“Show don’t tell” is a familiar adage to many writers, beginners or experienced. Laurie Alberts is here to explain what each term means and when ‘telling’ is actually the more effective course of action. The book has a lot of useful information for writers, with many examples.
First, Ms. Alberts describes scenes, in which things happen. She brings many examples from a wide variety of books where showing was done well, then analyzes how supporting details worked to draw the reader into the story. She also brings sample paragraphs to contrast bland vs. vibrant ‘showing’ so that the reader will understand why details are so important.
Ms. Alberts shows how the writer must choose which details to include: to draw the reader in, to show a rising level of tension, to set up upcoming drama or reveal past incidents which intensify the current scene.
Time is a detail element as well - something always happens, something is constantly wished for, and something is always annoying. Other things happen right now - in the scene. How can a writer use details to show that an ongoing occurrence? For example: a father feels constant disappointment at his son’s lack of get-up-and-go, which will set the reader up for the scene where Dad is angry that his son skipped a s job opportunity in order to play in the rock band. If this is the story of a boy and his band making money over the summer to cover their costs and bank a little, more, the scene - and its supporting details - will be different than if this is Dad’s book, where he expect his son to take his place In the family firm.
The section on scenes closes with a chapter on common errors that creep into a scene, such as stilted dialogue, highly detailed scenes which fail to move the plot along, and credibility issues where a character acts for reasons no one can believe.
Telling is summarizing events which don’t need the details of a scene. Telling should not be bland - it can contain as many concrete details as a scene.

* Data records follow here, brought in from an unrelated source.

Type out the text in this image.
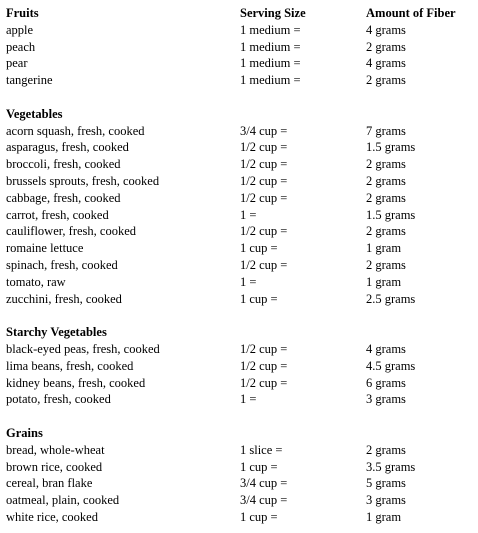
Fruits	Serving Size	Amount of Fiber
apple	1 medium =	4 grams
peach	1 medium =	2 grams
pear	1 medium =	4 grams
tangerine	1 medium =	2 grams
Vegetables
acorn squash, fresh, cooked	3/4 cup =	7 grams
asparagus, fresh, cooked	1/2 cup =	1.5 grams
broccoli, fresh, cooked	1/2 cup =	2 grams
brussels sprouts, fresh, cooked	1/2 cup =	2 grams
cabbage, fresh, cooked	1/2 cup =	2 grams
carrot, fresh, cooked	1 =	1.5 grams
cauliflower, fresh, cooked	1/2 cup =	2 grams
romaine lettuce	1 cup =	1 gram
spinach, fresh, cooked	1/2 cup =	2 grams
tomato, raw	1 =	1 gram
zucchini, fresh, cooked	1 cup =	2.5 grams
Starchy Vegetables
black-eyed peas, fresh, cooked	1/2 cup =	4 grams
lima beans, fresh, cooked	1/2 cup =	4.5 grams
kidney beans, fresh, cooked	1/2 cup =	6 grams
potato, fresh, cooked	1 =	3 grams
Grains
bread, whole-wheat	1 slice =	2 grams
brown rice, cooked	1 cup =	3.5 grams
cereal, bran flake	3/4 cup =	5 grams
oatmeal, plain, cooked	3/4 cup =	3 grams
white rice, cooked	1 cup =	1 gram
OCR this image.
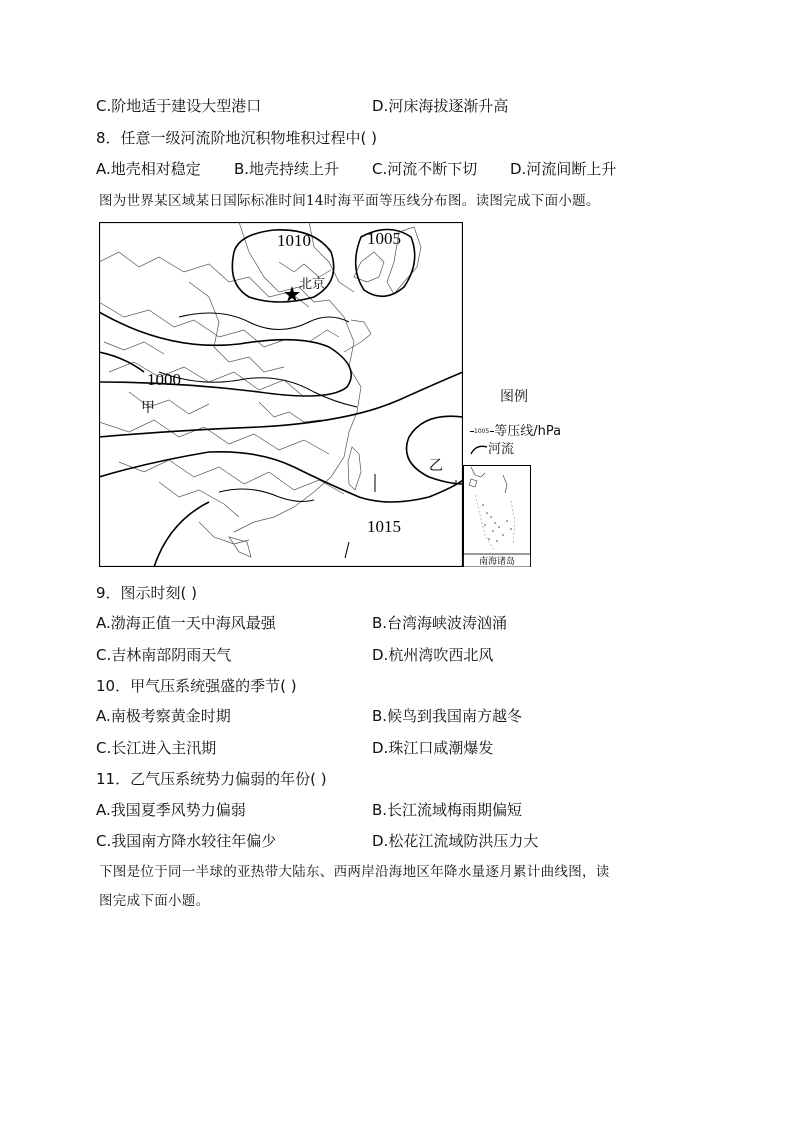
C.阶地适于建设大型港口	D.河床海拔逐渐升高
8．任意一级河流阶地沉积物堆积过程中( )
A.地壳相对稳定 B.地壳持续上升 C.河流不断下切 D.河流间断上升
图为世界某区域某日国际标准时间14时海平面等压线分布图。读图完成下面小题。
1010	1005
1000
1015
北京
甲
乙
图例
1005 等压线/hPa
河流
南海诸岛
9．图示时刻( )
A.渤海正值一天中海风最强	B.台湾海峡波涛汹涌
C.吉林南部阴雨天气	D.杭州湾吹西北风
10．甲气压系统强盛的季节( )
A.南极考察黄金时期	B.候鸟到我国南方越冬
C.长江进入主汛期	D.珠江口咸潮爆发
11．乙气压系统势力偏弱的年份( )
A.我国夏季风势力偏弱	B.长江流域梅雨期偏短
C.我国南方降水较往年偏少	D.松花江流域防洪压力大
下图是位于同一半球的亚热带大陆东、西两岸沿海地区年降水量逐月累计曲线图，读
图完成下面小题。
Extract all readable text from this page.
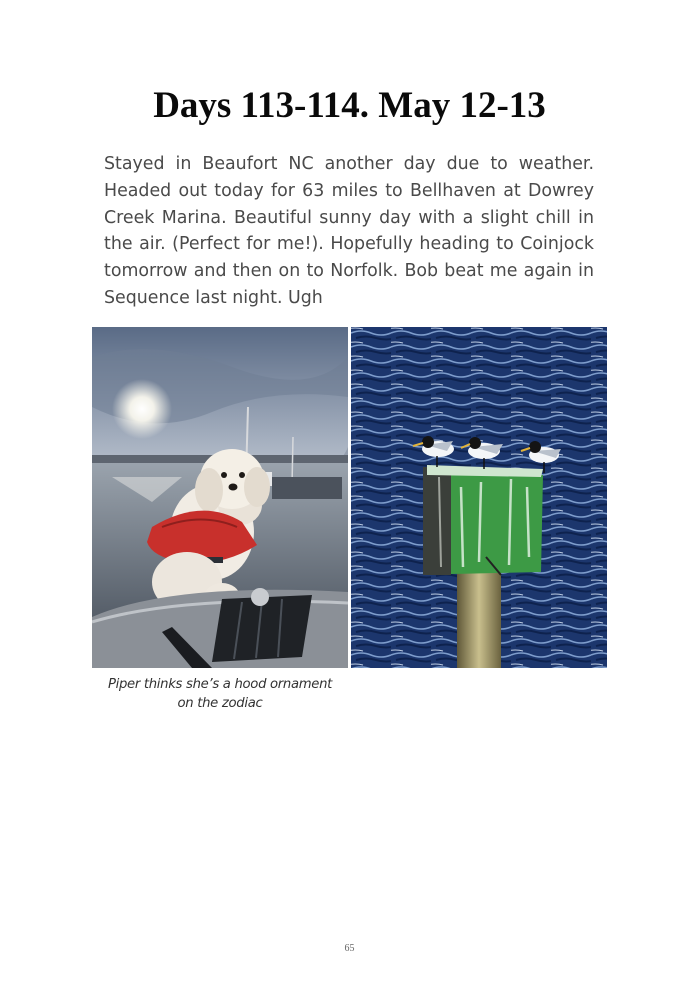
Days 113-114. May 12-13

Stayed in Beaufort NC another day due to weather. Headed out today for 63 miles to Bellhaven at Dowrey Creek Marina. Beautiful sunny day with a slight chill in the air. (Perfect for me!). Hopefully heading to Coinjock tomorrow and then on to Norfolk. Bob beat me again in Sequence last night. Ugh

Piper thinks she’s a hood ornament
on the zodiac

65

Telling gives the writer a chance to show what the character is thinking, which affects how the reader emotionally connects to the scene and character. If Joe Blow gives five bucks to the beggar outside McDonalds - does he then spend the next five blocks annoyed because he thought it was a single? Or had he spent the last half hour over a coffee in McD worried about his kid in the hospital, and did he therefore choose to give extra charity to influence his karma? Same five dollars to the beggar, but the reader feels differently about Joe.
Ms. Alberts concludes this book with a section of Showing & Telling, where she shows how the two techniques can be blended for a book that draws the reader into the story.
Was this a good book? Certainly it had useful information, but somehow the presentation was deadly boring. All the advice was good, the examples given ran the gamut from gripping to dull, but this book got ‘lost’ under some paperwork for three weeks, and I was not motivated to finish it until I read all the other books in my stack. Other books on writing were better able to hold my attention.